António Caldas

Personal information
- Full name: José António Caldas Oliveira
- Date of birth: 1 May 1959 (age 66)
- Place of birth: Braga, Portugal
- Height: 1.84 m (6 ft 0 in)
- Position: Goalkeeper

Youth career
- 1973–1978: Braga

Senior career*
- Years: Team / Apps / (Gls)
- 1978–1979: Braga / 0 / (0)
- 1979–1980: Valdevez
- 1981–1984: Riopele
- 1984–1985: Vizela / 10 / (0)
- 1985–1986: Amarante
- 1986–1987: Lourosa
- 1987–1988: Lixa
- 1988–1992: Paços Ferreira / 100 / (1)
- 1992–1993: Leixões / 29 / (0)
- 1993–1994: União Madeira / 0 / (0)
- 1995: Leça / 9 / (0)
- 1995–1997: Leixões / 4 / (0)

Managerial career
- 1996–1998: Leixões
- 1998–1999: Braga (youth)
- 2001–2005: Braga B
- 2005–2006: Chaves
- 2007–2008: Braga (youth)
- 2007–2008: Braga
- 2010–2011: Benfica Huambo
- 2011–2013: Interclube
- 2013–2016: Sagrada Esperança
- 2019–2020: FC Yerevan

= António Caldas =

Portuguese footballer (born 1959)

José António Caldas Oliveira (born 1 May 1959), known as Caldas, is a Portuguese retired footballer who played as a goalkeeper, and current manager.

==Playing career==
Born in Braga, Caldas played youth football with local S.C. Braga. He spent most of his career in the second division, during a 19-year professional career.
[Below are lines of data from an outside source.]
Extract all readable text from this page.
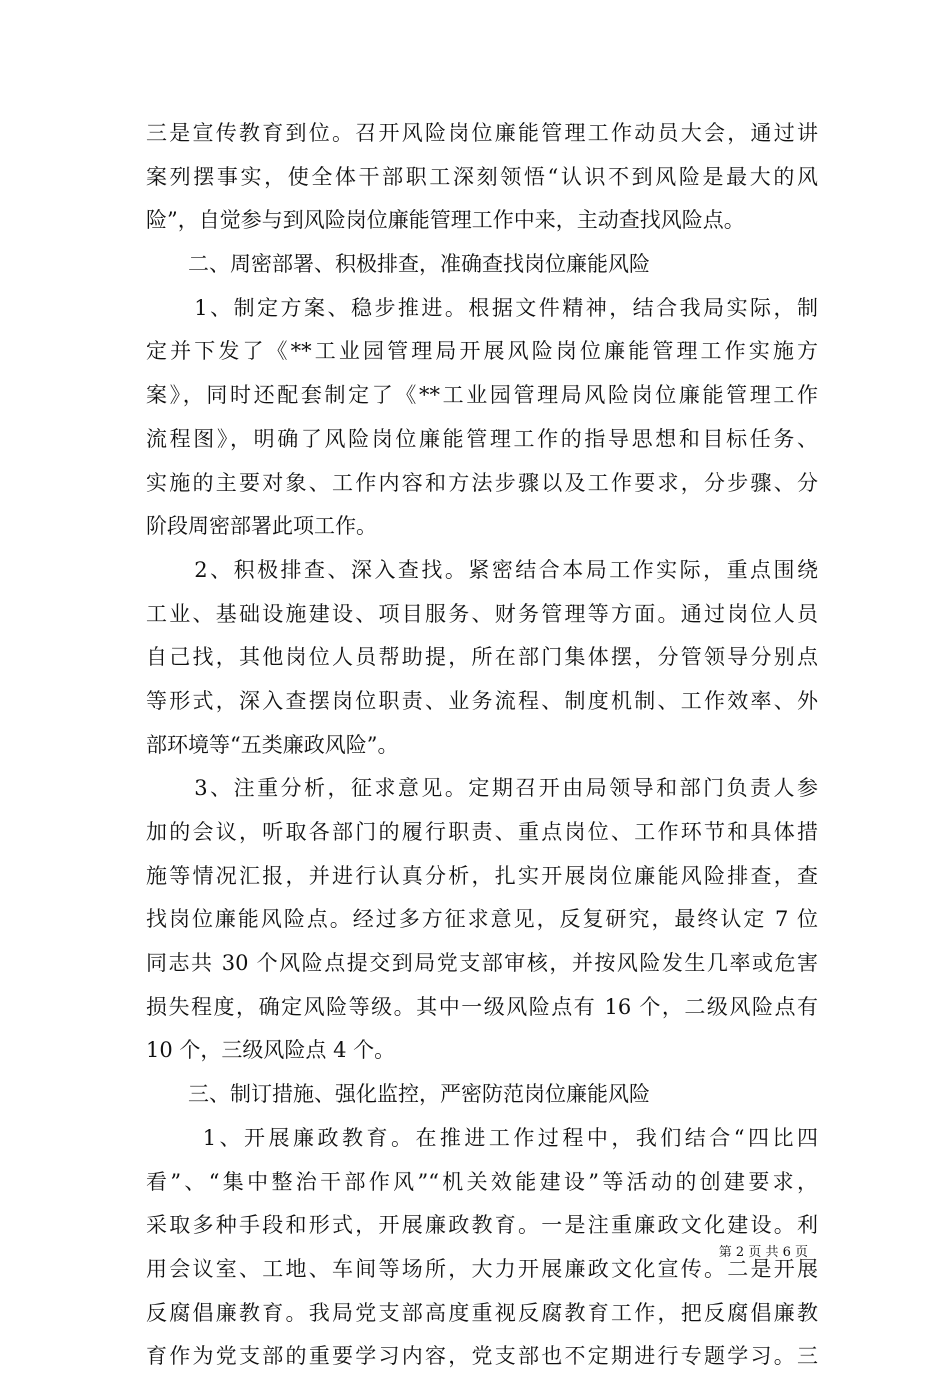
三是宣传教育到位。召开风险岗位廉能管理工作动员大会，通过讲
案列摆事实，使全体干部职工深刻领悟“认识不到风险是最大的风
险”，自觉参与到风险岗位廉能管理工作中来，主动查找风险点。
二、周密部署、积极排查，准确查找岗位廉能风险
1、制定方案、稳步推进。根据文件精神，结合我局实际，制
定并下发了《**工业园管理局开展风险岗位廉能管理工作实施方
案》，同时还配套制定了《**工业园管理局风险岗位廉能管理工作
流程图》，明确了风险岗位廉能管理工作的指导思想和目标任务、
实施的主要对象、工作内容和方法步骤以及工作要求，分步骤、分
阶段周密部署此项工作。
2、积极排查、深入查找。紧密结合本局工作实际，重点围绕
工业、基础设施建设、项目服务、财务管理等方面。通过岗位人员
自己找，其他岗位人员帮助提，所在部门集体摆，分管领导分别点
等形式，深入查摆岗位职责、业务流程、制度机制、工作效率、外
部环境等“五类廉政风险”。
3、注重分析，征求意见。定期召开由局领导和部门负责人参
加的会议，听取各部门的履行职责、重点岗位、工作环节和具体措
施等情况汇报，并进行认真分析，扎实开展岗位廉能风险排查，查
找岗位廉能风险点。经过多方征求意见，反复研究，最终认定 7 位
同志共 30 个风险点提交到局党支部审核，并按风险发生几率或危害
损失程度，确定风险等级。其中一级风险点有 16 个，二级风险点有
10 个，三级风险点 4 个。
三、制订措施、强化监控，严密防范岗位廉能风险
1、开展廉政教育。在推进工作过程中，我们结合“四比四
看”、“集中整治干部作风”“机关效能建设”等活动的创建要求，
采取多种手段和形式，开展廉政教育。一是注重廉政文化建设。利
用会议室、工地、车间等场所，大力开展廉政文化宣传。二是开展
反腐倡廉教育。我局党支部高度重视反腐教育工作，把反腐倡廉教
育作为党支部的重要学习内容，党支部也不定期进行专题学习。三
第 2 页 共 6 页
Caldas' input in the Primeira Liga consisted of ten games for F.C. Vizela in the 1984–85 season (team relegation), and 16 for F.C. Paços de Ferreira in the 1991–92 campaign. He was also part of top flight squads with Braga and C.F. União, but failed to appear in the league for either club.

==Managerial career==
Caldas began coaching whilst still an active player, with Leixões SC. He subsequently returned to Braga, being in charge of both the youth and the reserve sides and helping launch the career of Eduardo Carvalho, who went on to gain several caps for Portugal.

In 2006–07, Caldas managed G.D. Chaves before he returned to Braga, again being in charge of the under-19s, but after the sacking of Manuel Machado he was promoted to the main squad of SC Braga where in 2007–2008 he qualified the team in to the first Intertoto Cup Qualification of the UEFA Cup.

Caldas moved to Angola in 2010, where he coached S.H. Benfica (Huambo) and
Interclube where he won the Angolan Cup and Super Cup. He made history with Interclub, it was the first time a team of Angola reached the semi-final of the CAF Champions league. He is now currently coaching G.D Sagrada Esperança.] and G.D. Sagrada Esperança.